One thing that you should remind for one night stand (yang ku pelajari sejak masih kuliah di New York dulu): Jangan pernah tahu apapun tentang partner satu malam mu itu, bahkan hanya untuk sekedar nama.
Urgh, untuk apa aku mengingatnya lagi? Aku mengetuk pelan kepalaku dengan pulpen yang sejak tadi ku pegang. Seharusnya aku fokus dengan apa yang terpampang di layar laptopku sekarang. Karena aku akan berhadapan langsung dengan pemilik gedung ini a.k.a klien terbesar tim kami tahun ini.
•••
Keena: hi, Dev. Kemana aja? Lagi sibuk banget ya lo?
Aku kembali meletakkan ponselku di jok yang kosong setelah memastikan pesan itu terkirim, dan kembali melajukan mobilku karena lampu lalu lintas telah berubah menjadi hijau.
Berniat melupakan beberapa masalahku, aku memutuskan untuk menghampiri sepupuku yang sedang berlibur di salah satu hotel bintang lima di kawasan senayan. Sudah dua jam aku menghabiskan waktu di antara kemacetan.
Sesekali aku mengambil kembali ponselku dan membuka aplikasi instagram. Disana aku melihat Brandon baru saja memposting sesuatu disana. Hingga akhirnya aku tiba di hotel sepupuku, aku langsung menitipkan mobilku ke vallet dan langsung berjalan menuju restoran tempat mereka menungguku.
"Ini dia, akhirnya datang juga!" Ucap Gaby, sepupuku. Ia berjalan mendekat lalu memelukku erat, seakan terlalu merindukanku.
"Ihh lepasin!" Aku memberontak tak lama kemudian lalu beralih pada kakaknya, Harry. "What are you guys doing here?" Tanyaku.
Aku duduk di salah satu kursi yang kosong, lalu memesan minuman dan kentang goreng (yang membuat Gaby menggerutu). Harry berkata mereka sedang melakukan kerjasama dengan salah satu perusahaan yang cukup besar di Jakarta. Aku mengangguk mengerti, dan berbincang dengan mereka.
"Kamu okay, Keen?" Tanya Harry setelah ia dan adiknya berhenti berdebat tentang sesuatu yang tak ku ketahui. Tak kusadari aku termenung untuk beberapa saat tadi.
Memberikan senyum tipis, yang sedikit dipaksakan aku menjawab pertanyaannya. "Tentu saja, kenapa lo tanya gitu?"

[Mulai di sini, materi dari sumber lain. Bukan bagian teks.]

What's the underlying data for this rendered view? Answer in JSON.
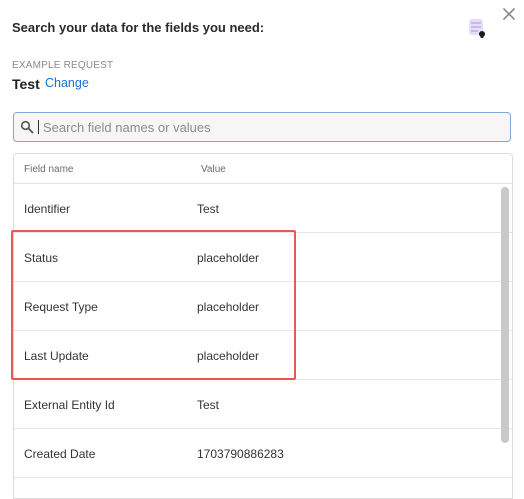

"You seems faking that you are okay." Balas Harry membuat wajahku kembali datar. Gaby mengalihkan pandangan dari ponselnya.
"Kamu tahu, kamu dapat menceritakan apapun pada kami." Gaby tersenyum sambil memegang tanganku pelan. Aku menghela napas pelan sebelum memutuskan untuk menceritakan masalahku pada kedua sepupuku.
"Jadi singkatnya, beberapa minggu ini gue kenal sama cowok. He was a good guy, i thought. Tapi udah dua minggu ini, dia ngilang. Gone like the wind. Dan gue sedikit khawatir."
"Kamu kenal di mana?"
"Siapa nama lelaki itu?"
Gaby dan Harry bertanya hampir bersamaan, wajah mereka datar namun tak juga mereka menyembunyikan rasa penasarannya.
"Gue kenal di tinder. Namanya--" belum sempat aku melanjutkan ucapanku, suara gebrakkan meja terdengar dengan jelas membuat seluruh mata melihat ke arah kami.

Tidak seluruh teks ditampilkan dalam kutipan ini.